I inserted qDebug() << this->bytesAvailable() << "bytes"; to server in readyRead() and qDebug() << this->bytesToWrite(); after each client->write(block); in client. Also, I added this to client:



connect(this, SIGNAL(bytesWritten(qint64)), this, SLOT(bytesWritten(qint64)));

void Connection::bytesWritten(qint64 count)
{
qDebug() << count << "bytes written";
}


I send ORDER_STATUS_GET_LIST constant in first request and ORDER_GET_LIST in second. I added data output in server.
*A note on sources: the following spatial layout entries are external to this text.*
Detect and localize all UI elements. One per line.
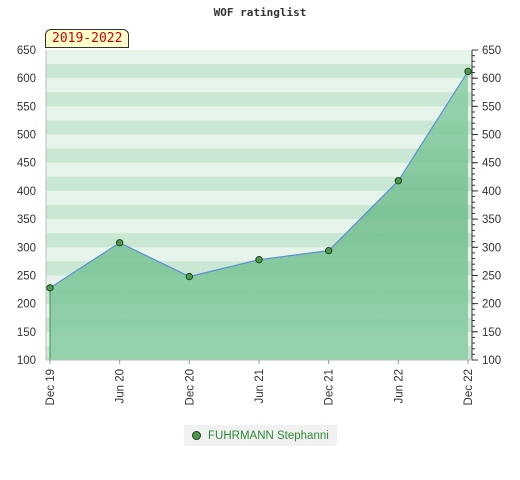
y-tick-label-right: 250 — [482, 270, 501, 282]
legend[interactable]: FUHRMANN Stephanni — [184, 425, 337, 446]
data-point[interactable] — [255, 256, 263, 264]
x-tick-label: Dec 20 — [184, 369, 196, 405]
period-badge: 2019-2022 — [45, 29, 130, 48]
y-tick-label-right: 200 — [482, 299, 501, 311]
y-tick-label-left: 350 — [17, 214, 36, 226]
x-tick-label: Jun 22 — [393, 369, 405, 404]
x-tick-label: Dec 22 — [463, 369, 475, 405]
data-point[interactable] — [394, 177, 402, 185]
y-tick-label-left: 500 — [17, 130, 36, 142]
data-point[interactable] — [116, 239, 124, 247]
background-band — [46, 78, 472, 93]
marks-layer — [46, 67, 472, 292]
background-band — [46, 148, 472, 164]
legend-label: FUHRMANN Stephanni — [208, 429, 329, 442]
axis-layer: 100 100 150 150 200 200 250 250 300 300 350 350 400 4… — [17, 45, 501, 405]
chart-title: WOF ratinglist — [213, 6, 307, 19]
y-tick-label-left: 450 — [17, 158, 36, 170]
legend-marker-icon — [192, 431, 201, 440]
y-tick-label-left: 250 — [17, 270, 36, 282]
background-band — [46, 190, 472, 206]
y-tick-label-right: 600 — [482, 73, 501, 85]
background-band — [46, 92, 472, 107]
y-tick-label-right: 500 — [482, 130, 501, 142]
y-tick-label-left: 100 — [17, 355, 36, 367]
y-tick-label-left: 650 — [17, 45, 36, 57]
x-tick-label: Jun 20 — [115, 369, 127, 404]
y-tick-label-left: 200 — [17, 299, 36, 311]
series-area — [50, 71, 468, 360]
y-tick-label-right: 150 — [482, 327, 501, 339]
x-tick-label: Dec 19 — [45, 369, 57, 405]
background-band — [46, 120, 472, 136]
y-tick-label-right: 300 — [482, 242, 501, 254]
y-tick-label-left: 400 — [17, 186, 36, 198]
x-tick-label: Dec 21 — [324, 369, 336, 405]
data-point[interactable] — [46, 284, 54, 292]
y-tick-label-right: 350 — [482, 214, 501, 226]
y-tick-label-left: 550 — [17, 101, 36, 113]
y-tick-label-left: 300 — [17, 242, 36, 254]
data-point[interactable] — [325, 247, 333, 255]
y-tick-label-left: 150 — [17, 327, 36, 339]
background-band — [46, 50, 472, 65]
y-tick-label-right: 450 — [482, 158, 501, 170]
x-tick-label: Jun 21 — [254, 369, 266, 404]
y-tick-label-right: 100 — [482, 355, 501, 367]
y-tick-label-right: 400 — [482, 186, 501, 198]
background-band — [46, 134, 472, 150]
y-tick-label-left: 600 — [17, 73, 36, 85]
y-tick-label-right: 650 — [482, 45, 501, 57]
background-band — [46, 162, 472, 178]
background-band — [46, 64, 472, 79]
y-tick-label-right: 550 — [482, 101, 501, 113]
background-band — [46, 176, 472, 192]
background-band — [46, 106, 472, 121]
data-point[interactable] — [464, 67, 472, 76]
data-point[interactable] — [185, 272, 193, 281]
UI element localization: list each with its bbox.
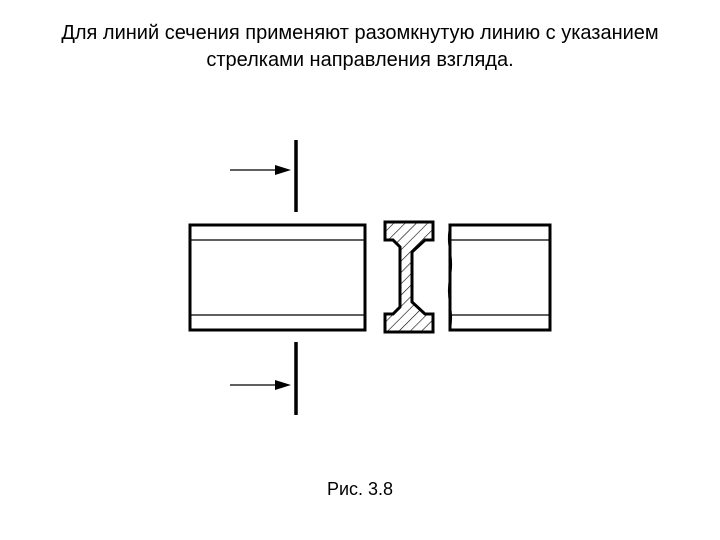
figure-caption: Рис. 3.8 (0, 479, 720, 500)
technical-drawing (0, 130, 720, 450)
section-line-bottom (230, 342, 296, 415)
section-line-top (230, 140, 296, 212)
left-block (190, 225, 365, 330)
right-block (449, 225, 551, 330)
drawing-svg (0, 130, 720, 450)
section-profile (385, 222, 433, 332)
page-title: Для линий сечения применяют разомкнутую … (0, 20, 720, 74)
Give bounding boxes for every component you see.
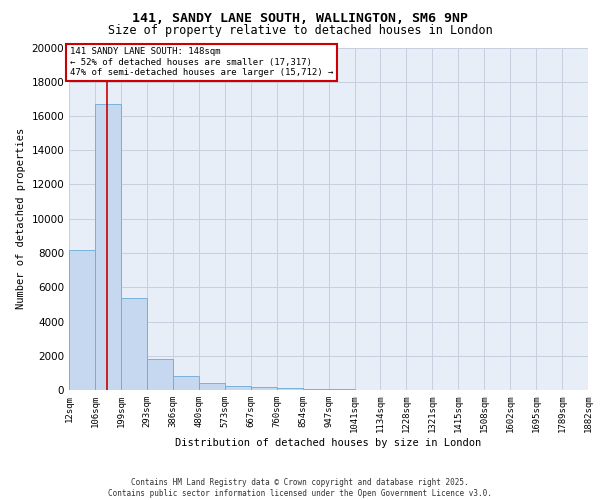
Y-axis label: Number of detached properties: Number of detached properties — [16, 128, 26, 310]
Text: Size of property relative to detached houses in London: Size of property relative to detached ho… — [107, 24, 493, 37]
Bar — [69, 250, 95, 390]
X-axis label: Distribution of detached houses by size in London: Distribution of detached houses by size … — [175, 438, 482, 448]
Text: Contains HM Land Registry data © Crown copyright and database right 2025.
Contai: Contains HM Land Registry data © Crown c… — [108, 478, 492, 498]
Bar — [224, 386, 251, 390]
Bar — [95, 104, 121, 390]
Bar — [173, 376, 199, 390]
Bar — [302, 389, 329, 390]
Bar — [147, 359, 173, 390]
Bar — [121, 298, 147, 390]
Bar — [251, 388, 277, 390]
Bar — [277, 388, 302, 390]
Text: 141, SANDY LANE SOUTH, WALLINGTON, SM6 9NP: 141, SANDY LANE SOUTH, WALLINGTON, SM6 9… — [132, 12, 468, 26]
Text: 141 SANDY LANE SOUTH: 148sqm
← 52% of detached houses are smaller (17,317)
47% o: 141 SANDY LANE SOUTH: 148sqm ← 52% of de… — [70, 48, 333, 78]
Bar — [199, 383, 224, 390]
I received first command.

There is output listing:

Client:


Sending ORDER_STATUS_GET_LIST
11 bytes to write
Sending ORDER_GET_LIST
68 bytes to write
68 bytes written


Server:


68 bytes
ORDER_STATUS_GET_LIST received


Added after 17 minutes:

I found solution myself. I think that somebody needs this too.

Solution is simple:


QTcpSocket client;
...
client->write(block);
client->flush();
client->write(block);
client->flush();


This is happen because QT tcp buffer is not empty when second request is executed.

wysota
15th March 2012, 20:57
What must i do to send many requests via QTcpSocket one by one?
You can't do that with TCP. TCP has no concept of "requests" or "datagrams" or any other kind of records. It is a contignuous flow of octets (bytes). It is up to the application to interpret those octets with the use of some kind of separators (e.g. HTTP uses newlines as separators). Even if you use flush() as in your code, you can't guarantee that the receiving end will get the data in two separate blocks. They can arrive as one block or as 1000 blocks. In your example you get two blocks only because the client and the server are close to each other (in term of network hops) and there is no congestion in the network.